The good news is some 105,000 people agree. That’s how many signatures UltraViolet, an online anti-sexism group, collected in 48 hours in support of a petition to The Hillary Project to pull the game. But, so far, no response.

So, women’s groups like Miss Representation and Emily’s List are joining UltraViolet in going over the super PAC’s head to the Republican leadership – RNC Chairman Reince Priebus, Senate Minority Leader Mitch McConnell and House Speaker John Boehner – to demand that they unequivocally condemn this sexist game, and to ensure the party does not benefit financially from promoting violence against women.

In less than 24 hours, UltraViolet’s second letter received nearly 20,000 signatures.

“For women, this issue is no laughing matter,” Nita Chaudhary, co-founder of UltraViolet said. “A woman is assaulted every nine seconds in our country. Everyday, three women die because of domestic violence.”

Many are taking to Twitter to voice their frustration and disgust:

@efxkaty As someone once publicly slapped in the face by an abusive ex, humor of a ‪#SlapHillary game c/o GOP PAC is sick to me

@sfpelosi Odious ‪#SlapHillary game a flashback to sexist ‪@Milbank/‪@TheFix  “Mad B*** Beer” during 2008 campaign. Misogyny train is never late.

@coolmcjazz Repub PAC ‪@projecthillary spreads truth about how misogynistic Repubs are: ‪http://bit.ly/1ctPDfL  ‪@akmcquade ‪@SaraLang ‪#SlapHillary

“People everywhere are outraged,” Chaudhary continued. She said UltraViolet has received a flood of support from men and women alike and from both major political parties.

But “Slap Hillary” is merely the latest instance of a frustrating norm of sexist attacks on women in power. Take the misogyny-laced campaign against economist Janet Yellen, one of the top candidates to take control of the Federal Reserve. And surely we have not forgotten the 2008 presidential election, during which critics knocked the two major female candidates for being a shrill harpy and a dumb shopaholic.

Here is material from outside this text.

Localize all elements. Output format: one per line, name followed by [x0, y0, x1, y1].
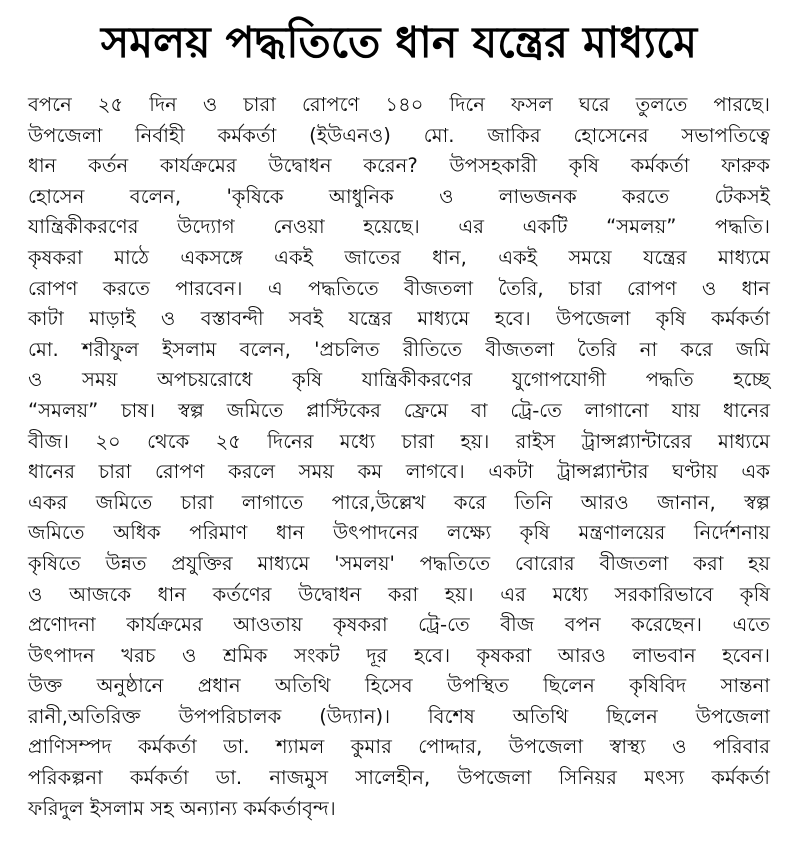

In response to those outraged about  “Slap Hillary,” the Super PAC fired back on Twitter this week that no one seemed to be upset with the “Slap Palin” game. And they do have a point…sort of.

“Whether it’s Hillary Clinton, Sarah Palin or Michelle Bachmann does not matter,” Chaudhary said. “Jokes about slapping women — of any party — ought to have no place in our politics.”

In other words, The Hillary Project supporters, you are correct in saying misogynistic attacks are common fare for women leaders regardless of their political affiliation. That does not, however, give you or anyone else the license to counter sexism with more of it.

Those at The Hillary Project and in the Republican leadership are remaining silent, much to their detriment.

On Wednesday, the Ready for Hillary PAC took advantage of the “disgusting tactics” of the Republican super PAC (which self-describes as “The Only Thing Standing Between Hillary and the White House”) by reaching out to supporters for donations.

Under pressure from the Virginia attorney general’s gubernatorial campaign, The Hillary Project’s treasurer awkwardly cut ties with the super PAC, Talking Points Memo reported Thursday.

By early Friday morning, The Hillary Project had suspended its Twitter account.

Until the “Slap Hillary” game is pulled, Chaudhary said women’s groups are not backing down. If the Grand Old Party, the same party that almost did not reauthorize the Violence Against Women Act earlier this year, really wants to combat its “War on Women” stigma, it should start listening.